Compiled & Edited by Crosswalk Editorial Staff

Religion Today Summaries - Jan. 1, 2010

Daily briefs of the top news stories impacting Christians around the world.
 
In today's edition:

  • Algerian Muslims Block Christmas Service
  • Pakistani PM Promises Property Rights to Christians
  • Tucsonans Hold Prayer Vigil for Activist Detained in N. Korea

Algerian Muslims Block Christmas Service

Compass Direct News reports that nearly 50 Muslims in northern Algeria blocked Christians from holding a Christmas service on Saturday (Dec. 26) to protest a new church building.
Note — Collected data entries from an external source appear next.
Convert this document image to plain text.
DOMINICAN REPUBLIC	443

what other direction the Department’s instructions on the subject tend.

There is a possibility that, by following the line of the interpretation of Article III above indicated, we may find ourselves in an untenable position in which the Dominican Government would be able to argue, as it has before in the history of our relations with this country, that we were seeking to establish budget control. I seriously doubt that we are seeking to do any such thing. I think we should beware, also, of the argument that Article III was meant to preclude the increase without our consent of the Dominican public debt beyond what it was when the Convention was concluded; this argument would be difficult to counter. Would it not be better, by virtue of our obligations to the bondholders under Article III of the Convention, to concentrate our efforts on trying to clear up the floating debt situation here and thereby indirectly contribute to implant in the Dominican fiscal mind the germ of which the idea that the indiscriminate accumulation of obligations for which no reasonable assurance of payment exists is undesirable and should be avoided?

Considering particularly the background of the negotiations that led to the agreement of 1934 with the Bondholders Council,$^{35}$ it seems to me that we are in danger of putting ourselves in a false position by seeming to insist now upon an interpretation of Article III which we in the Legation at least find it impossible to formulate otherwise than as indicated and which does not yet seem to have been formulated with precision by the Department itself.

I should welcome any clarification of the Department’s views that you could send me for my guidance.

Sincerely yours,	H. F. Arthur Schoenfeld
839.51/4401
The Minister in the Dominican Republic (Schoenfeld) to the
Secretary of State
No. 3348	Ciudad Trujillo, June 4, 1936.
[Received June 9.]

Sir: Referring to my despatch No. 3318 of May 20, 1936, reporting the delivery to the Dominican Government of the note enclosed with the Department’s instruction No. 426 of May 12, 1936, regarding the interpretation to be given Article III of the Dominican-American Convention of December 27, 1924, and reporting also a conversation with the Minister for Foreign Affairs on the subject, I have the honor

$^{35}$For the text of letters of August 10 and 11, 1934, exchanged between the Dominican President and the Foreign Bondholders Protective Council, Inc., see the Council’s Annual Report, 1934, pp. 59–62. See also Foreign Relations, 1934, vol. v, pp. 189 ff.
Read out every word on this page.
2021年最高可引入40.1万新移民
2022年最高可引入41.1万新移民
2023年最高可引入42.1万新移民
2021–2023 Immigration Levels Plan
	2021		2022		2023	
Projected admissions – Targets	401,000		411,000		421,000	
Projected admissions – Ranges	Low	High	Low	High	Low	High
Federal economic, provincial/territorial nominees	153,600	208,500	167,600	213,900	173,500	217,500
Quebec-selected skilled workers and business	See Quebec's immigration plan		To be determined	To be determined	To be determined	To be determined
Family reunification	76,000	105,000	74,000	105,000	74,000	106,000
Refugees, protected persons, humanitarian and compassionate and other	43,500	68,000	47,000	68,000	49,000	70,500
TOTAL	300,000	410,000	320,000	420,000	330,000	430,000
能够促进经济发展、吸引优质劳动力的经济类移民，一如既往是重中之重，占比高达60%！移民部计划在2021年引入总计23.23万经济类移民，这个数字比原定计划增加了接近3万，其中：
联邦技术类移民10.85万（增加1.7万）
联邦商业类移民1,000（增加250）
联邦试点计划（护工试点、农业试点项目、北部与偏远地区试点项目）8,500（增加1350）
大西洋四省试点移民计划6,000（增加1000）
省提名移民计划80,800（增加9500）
Tafat Church is located in Tizi-Ouzou, a city 100 kilometers (62 miles) east of the Algerian capital, Algiers. The local residents were reportedly irritated at finding that a church building with many visitors from outside the area had opened near their houses. A local paper highlighted that the residents feared their youth would be lured into the church with promises of money or cell phones. "This land is the land of Islam! Go pray somewhere else," some of the protestors said. Protestors also reportedly threatened to kill the church pastor, Mustafa Krireche. One of Algeria's Christian leaders, Youssef Ourahmane, said he could not recall another display of such outrage from Algerians against Christians.
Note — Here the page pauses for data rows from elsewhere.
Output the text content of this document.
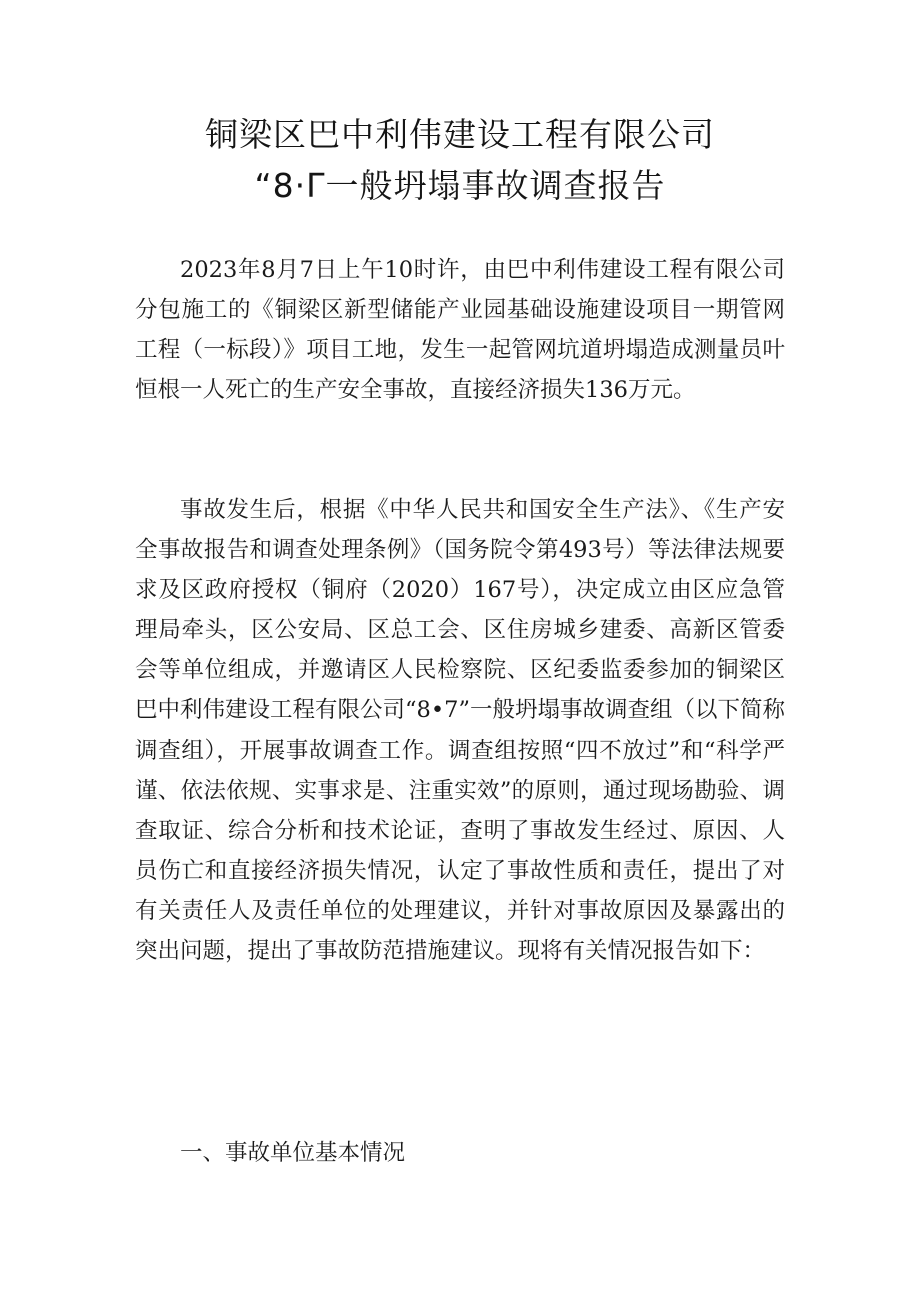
铜梁区巴中利伟建设工程有限公司
“8·Γ一般坍塌事故调查报告

2023年8月7日上午10时许，由巴中利伟建设工程有限公司分包施工的《铜梁区新型储能产业园基础设施建设项目一期管网工程（一标段）》项目工地，发生一起管网坑道坍塌造成测量员叶恒根一人死亡的生产安全事故，直接经济损失136万元。

事故发生后，根据《中华人民共和国安全生产法》、《生产安全事故报告和调查处理条例》（国务院令第493号）等法律法规要求及区政府授权（铜府（2020）167号），决定成立由区应急管理局牵头，区公安局、区总工会、区住房城乡建委、高新区管委会等单位组成，并邀请区人民检察院、区纪委监委参加的铜梁区巴中利伟建设工程有限公司“8•7”一般坍塌事故调查组（以下简称调查组），开展事故调查工作。调查组按照“四不放过”和“科学严谨、依法依规、实事求是、注重实效”的原则，通过现场勘验、调查取证、综合分析和技术论证，查明了事故发生经过、原因、人员伤亡和直接经济损失情况，认定了事故性质和责任，提出了对有关责任人及责任单位的处理建议，并针对事故原因及暴露出的突出问题，提出了事故防范措施建议。现将有关情况报告如下：

一、事故单位基本情况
Pakistani PM Promises Property Rights to Christians

ASSIST News Service reports that Pakistan's Prime Minister, Syed Yousaf Raza Gilani, is finally delivering on some long-standing promises to minorities in Pakistan. At an "Interfaith Christmas Celebrations" ceremony on Dec. 18, Gilani vowed to give land property rights to Christian slum dwellers of Islamabad. According to one source, "The announcement sent a wave of joy among slum dwellers and infused them with hope of becoming owners of houses they have been living in for several years." Gilani also announced construction of non-Muslim prayer rooms in Pakistani prisons; a shortened sentence for minor crimes committed during religious festivals, extending a law that already exists for Muslims; and the official classification of "Masihi," Christians' preferred term for themselves, instead of "Essahi" in the future.
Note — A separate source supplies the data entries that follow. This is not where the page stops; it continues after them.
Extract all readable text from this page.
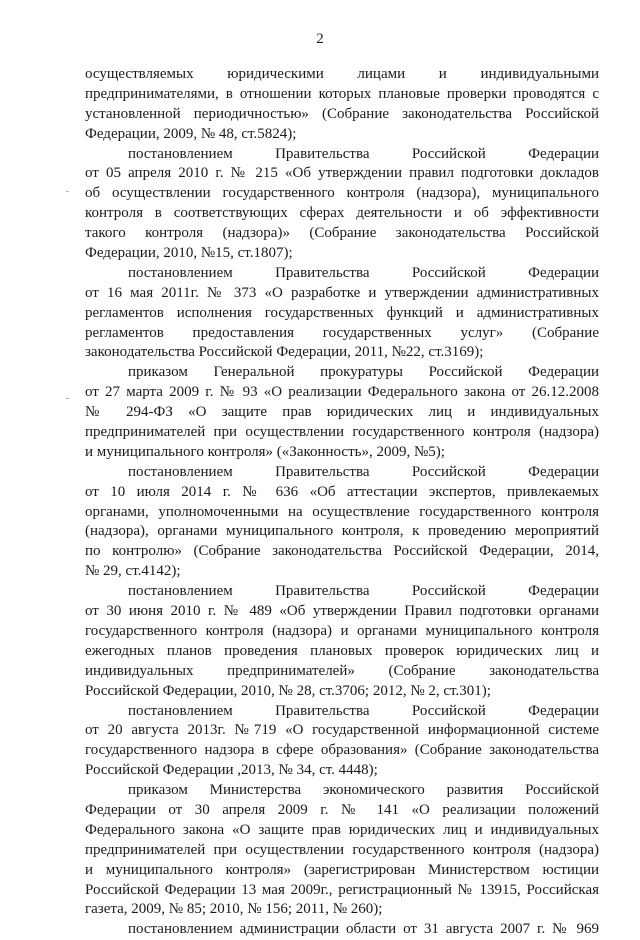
2
осуществляемых юридическими лицами и индивидуальными
предпринимателями, в отношении которых плановые проверки проводятся с
установленной периодичностью» (Собрание законодательства Российской
Федерации, 2009, № 48, ст.5824);
постановлением Правительства Российской Федерации
от 05 апреля 2010 г. № 215 «Об утверждении правил подготовки докладов
об осуществлении государственного контроля (надзора), муниципального
контроля в соответствующих сферах деятельности и об эффективности
такого контроля (надзора)» (Собрание законодательства Российской
Федерации, 2010, №15, ст.1807);
постановлением Правительства Российской Федерации
от 16 мая 2011г. № 373 «О разработке и утверждении административных
регламентов исполнения государственных функций и административных
регламентов предоставления государственных услуг» (Собрание
законодательства Российской Федерации, 2011, №22, ст.3169);
приказом Генеральной прокуратуры Российской Федерации
от 27 марта 2009 г. № 93 «О реализации Федерального закона от 26.12.2008
№ 294-ФЗ «О защите прав юридических лиц и индивидуальных
предпринимателей при осуществлении государственного контроля (надзора)
и муниципального контроля» («Законность», 2009, №5);
постановлением Правительства Российской Федерации
от 10 июля 2014 г. № 636 «Об аттестации экспертов, привлекаемых
органами, уполномоченными на осуществление государственного контроля
(надзора), органами муниципального контроля, к проведению мероприятий
по контролю» (Собрание законодательства Российской Федерации, 2014,
№ 29, ст.4142);
постановлением Правительства Российской Федерации
от 30 июня 2010 г. № 489 «Об утверждении Правил подготовки органами
государственного контроля (надзора) и органами муниципального контроля
ежегодных планов проведения плановых проверок юридических лиц и
индивидуальных предпринимателей» (Собрание законодательства
Российской Федерации, 2010, № 28, ст.3706; 2012, № 2, ст.301);
постановлением Правительства Российской Федерации
от 20 августа 2013г. №719 «О государственной информационной системе
государственного надзора в сфере образования» (Собрание законодательства
Российской Федерации ,2013, № 34, ст. 4448);
приказом Министерства экономического развития Российской
Федерации от 30 апреля 2009 г. № 141 «О реализации положений
Федерального закона «О защите прав юридических лиц и индивидуальных
предпринимателей при осуществлении государственного контроля (надзора)
и муниципального контроля» (зарегистрирован Министерством юстиции
Российской Федерации 13 мая 2009г., регистрационный № 13915, Российская
газета, 2009, № 85; 2010, № 156; 2011, № 260);
постановлением администрации области от 31 августа 2007 г. № 969
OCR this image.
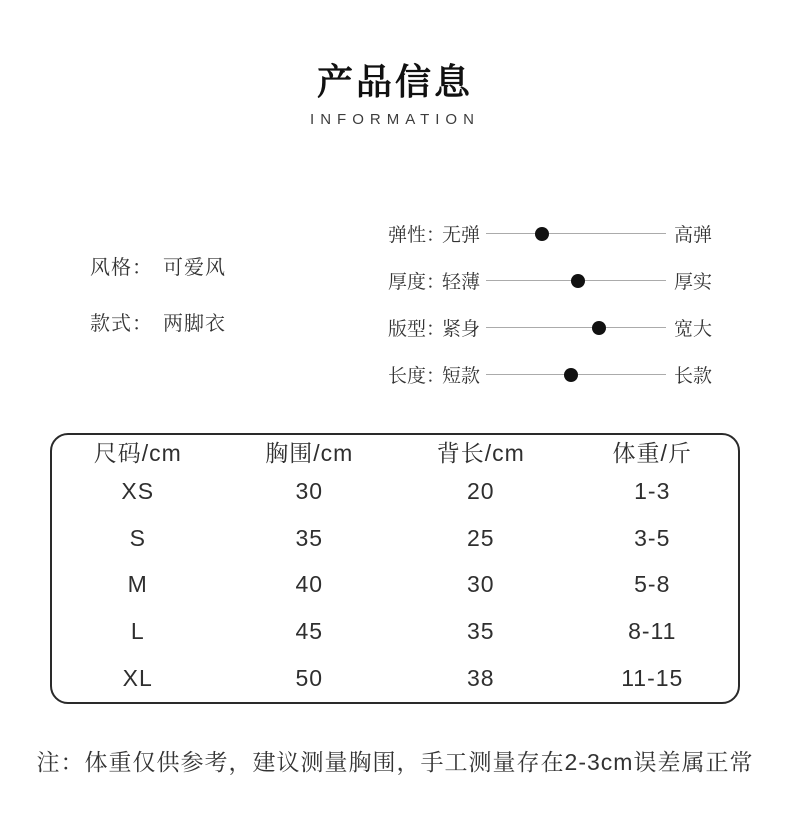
产品信息
INFORMATION
风格： 可爱风
款式： 两脚衣
弹性：
无弹	高弹
厚度：
轻薄	厚实
版型：
紧身	宽大
长度：
短款	长款
尺码/cm	胸围/cm	背长/cm	体重/斤
XS	30	20	1-3
S	35	25	3-5
M	40	30	5-8
L	45	35	8-11
XL	50	38	11-15
注：体重仅供参考，建议测量胸围，手工测量存在2-3cm误差属正常
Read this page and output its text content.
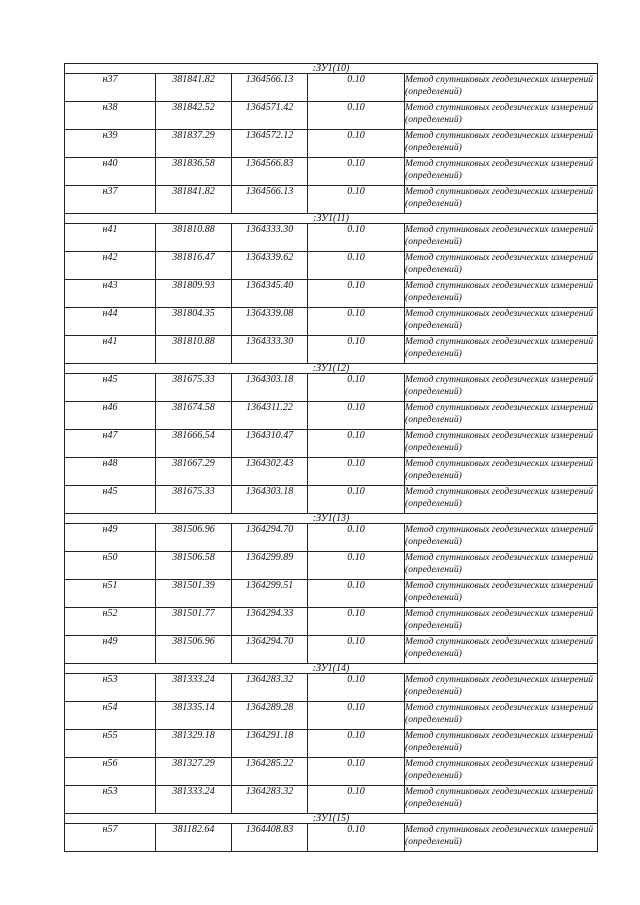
:ЗУ1(10)				
н37	381841.82	1364566.13	0.10	Метод спутниковых геодезических измерений (определений)
н38	381842.52	1364571.42	0.10	Метод спутниковых геодезических измерений (определений)
н39	381837.29	1364572.12	0.10	Метод спутниковых геодезических измерений (определений)
н40	381836.58	1364566.83	0.10	Метод спутниковых геодезических измерений (определений)
н37	381841.82	1364566.13	0.10	Метод спутниковых геодезических измерений (определений)
:ЗУ1(11)				
н41	381810.88	1364333.30	0.10	Метод спутниковых геодезических измерений (определений)
н42	381816.47	1364339.62	0.10	Метод спутниковых геодезических измерений (определений)
н43	381809.93	1364345.40	0.10	Метод спутниковых геодезических измерений (определений)
н44	381804.35	1364339.08	0.10	Метод спутниковых геодезических измерений (определений)
н41	381810.88	1364333.30	0.10	Метод спутниковых геодезических измерений (определений)
:ЗУ1(12)				
н45	381675.33	1364303.18	0.10	Метод спутниковых геодезических измерений (определений)
н46	381674.58	1364311.22	0.10	Метод спутниковых геодезических измерений (определений)
н47	381666.54	1364310.47	0.10	Метод спутниковых геодезических измерений (определений)
н48	381667.29	1364302.43	0.10	Метод спутниковых геодезических измерений (определений)
н45	381675.33	1364303.18	0.10	Метод спутниковых геодезических измерений (определений)
:ЗУ1(13)				
н49	381506.96	1364294.70	0.10	Метод спутниковых геодезических измерений (определений)
н50	381506.58	1364299.89	0.10	Метод спутниковых геодезических измерений (определений)
н51	381501.39	1364299.51	0.10	Метод спутниковых геодезических измерений (определений)
н52	381501.77	1364294.33	0.10	Метод спутниковых геодезических измерений (определений)
н49	381506.96	1364294.70	0.10	Метод спутниковых геодезических измерений (определений)
:ЗУ1(14)				
н53	381333.24	1364283.32	0.10	Метод спутниковых геодезических измерений (определений)
н54	381335.14	1364289.28	0.10	Метод спутниковых геодезических измерений (определений)
н55	381329.18	1364291.18	0.10	Метод спутниковых геодезических измерений (определений)
н56	381327.29	1364285.22	0.10	Метод спутниковых геодезических измерений (определений)
н53	381333.24	1364283.32	0.10	Метод спутниковых геодезических измерений (определений)
:ЗУ1(15)				
н57	381182.64	1364408.83	0.10	Метод спутниковых геодезических измерений (определений)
Tucsonans Hold Prayer Vigil for Activist Detained in N. Korea

KOLD News reports that a Tucson, Az., church held a vigil Wednesday evening for a member of their congregation believed to be detained in North Korea. Colleagues of Robert Park say the activist crossed the border into North Korea and was arrest on Christmas Day. Park was reportedly carrying a letter for North Korean leader Kim Jong Il. "Robert is a rare individual," said Pastor John Benson of Life in Christ Community Church, who ordained Park as a missionary in 2007. "We're really praying that somehow Robert will get an audience with Kim Jong Il. I know that sounds pretty radical and kind of crazy, but it wouldn't be the first time I've seen Robert attempt something impossible, and it ends up happening." The church will hold another prayer Vigil for Park tomorrow afternoon.